The Maryland State Police Trooper who drove up to a gathering of 50 people in the middle of a Baltimore County road last Sunday afternoon must have been caught off guard at first. However the trooper’s confusion likely wore off within seconds after realizing the crowd was actually observing the start of an illegal street race. The crowd quickly dispersed upon noticing the police presence and one the two cars involved in the aborted race fled the scene and was never caught. The other car though was not able to elude the officer, and its driver, a 26-year old man from Harford County, was arrested and charged with numerous offenses.
While street racing is illegal in Maryland it is not a jailable offense unless it results in serious bodily injury to another person. Rather racing, or even participating in the race as a timekeeper or flagman, is a payable traffic citation that carries a $290 fine and the possibility of 5 points upon conviction. The troopers that encountered the young man who was allegedly about to race his Corvette down Kelso drive could not make an arrest based on the state traffic laws. Instead they slapped disorderly conduct and disturbing the peace charges on him and took him away in cuffs. Disorderly conduct and disturbing the peace are basically the same crimes under state law, and carry a maximum jail sentence of 60 days. The problem with these crimes is how subjective they are, and that they can include almost any type of behavior. Police officers have far too much discretion and as a result many defendants (and perhaps this defendant) are wrongfully charged.

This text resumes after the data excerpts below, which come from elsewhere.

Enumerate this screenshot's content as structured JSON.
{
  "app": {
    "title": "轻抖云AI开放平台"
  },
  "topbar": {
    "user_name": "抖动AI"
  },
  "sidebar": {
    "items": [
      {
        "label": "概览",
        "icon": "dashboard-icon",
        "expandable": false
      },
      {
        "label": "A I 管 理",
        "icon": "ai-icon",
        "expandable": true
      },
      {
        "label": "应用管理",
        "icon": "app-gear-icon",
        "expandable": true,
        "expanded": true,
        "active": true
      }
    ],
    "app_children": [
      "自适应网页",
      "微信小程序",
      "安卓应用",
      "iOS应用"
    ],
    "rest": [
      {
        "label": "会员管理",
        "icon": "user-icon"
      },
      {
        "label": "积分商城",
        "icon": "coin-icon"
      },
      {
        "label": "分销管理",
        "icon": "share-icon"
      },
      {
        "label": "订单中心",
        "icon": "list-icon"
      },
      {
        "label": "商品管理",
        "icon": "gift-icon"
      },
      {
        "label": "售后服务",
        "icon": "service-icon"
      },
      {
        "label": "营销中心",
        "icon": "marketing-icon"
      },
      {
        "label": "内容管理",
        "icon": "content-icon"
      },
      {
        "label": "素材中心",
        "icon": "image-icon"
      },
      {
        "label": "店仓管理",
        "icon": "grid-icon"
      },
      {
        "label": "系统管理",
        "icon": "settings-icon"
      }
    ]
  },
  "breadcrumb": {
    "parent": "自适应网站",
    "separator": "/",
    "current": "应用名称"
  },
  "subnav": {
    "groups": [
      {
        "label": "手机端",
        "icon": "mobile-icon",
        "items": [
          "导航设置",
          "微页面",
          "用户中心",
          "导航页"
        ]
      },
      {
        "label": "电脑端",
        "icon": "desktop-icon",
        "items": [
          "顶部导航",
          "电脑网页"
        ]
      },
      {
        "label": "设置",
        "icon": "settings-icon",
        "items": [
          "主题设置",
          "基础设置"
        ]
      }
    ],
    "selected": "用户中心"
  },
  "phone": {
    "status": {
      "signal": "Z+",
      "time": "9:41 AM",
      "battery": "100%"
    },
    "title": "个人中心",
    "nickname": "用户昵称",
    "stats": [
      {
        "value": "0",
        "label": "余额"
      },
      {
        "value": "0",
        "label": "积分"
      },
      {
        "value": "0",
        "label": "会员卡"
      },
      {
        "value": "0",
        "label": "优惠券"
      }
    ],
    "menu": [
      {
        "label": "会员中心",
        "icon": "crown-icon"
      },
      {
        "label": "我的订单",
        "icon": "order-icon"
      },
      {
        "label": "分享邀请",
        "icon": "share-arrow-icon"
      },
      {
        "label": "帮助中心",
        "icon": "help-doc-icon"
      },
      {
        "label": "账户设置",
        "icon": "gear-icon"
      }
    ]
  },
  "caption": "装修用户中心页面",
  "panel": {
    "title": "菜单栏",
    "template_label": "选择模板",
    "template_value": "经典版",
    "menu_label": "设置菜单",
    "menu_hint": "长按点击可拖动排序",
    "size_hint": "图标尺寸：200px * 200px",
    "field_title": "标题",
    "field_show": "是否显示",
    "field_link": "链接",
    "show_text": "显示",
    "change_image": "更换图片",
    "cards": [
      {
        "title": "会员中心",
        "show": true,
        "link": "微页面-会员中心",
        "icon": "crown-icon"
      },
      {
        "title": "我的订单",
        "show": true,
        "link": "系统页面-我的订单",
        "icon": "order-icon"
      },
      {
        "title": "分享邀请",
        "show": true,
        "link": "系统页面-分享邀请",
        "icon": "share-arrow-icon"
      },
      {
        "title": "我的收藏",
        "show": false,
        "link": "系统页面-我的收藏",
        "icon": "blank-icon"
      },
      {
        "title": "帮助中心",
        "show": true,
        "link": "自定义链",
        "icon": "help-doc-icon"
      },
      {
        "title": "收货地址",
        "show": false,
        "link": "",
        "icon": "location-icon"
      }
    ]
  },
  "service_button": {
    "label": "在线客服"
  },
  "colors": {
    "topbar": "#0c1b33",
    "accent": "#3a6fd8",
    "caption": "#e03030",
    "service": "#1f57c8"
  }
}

Officers could have written traffic and criminal citations on scene and released the man, but obviously did not feel this was appropriate. He was booked and later released on his own recognizance, and in addition to being summoned for court now has deal with the embarrassment of seeing his booking photo appear on all the news websites. Although the alleged crime took place just steps away from the Baltimore County District Court in Essex, it appears that the defendant will answer for his charges in Towson sometime this summer. It is also worth noting that there is a state police station on that same block, and the rest of the street is mostly commercial and industrial properties that are closed on weekends.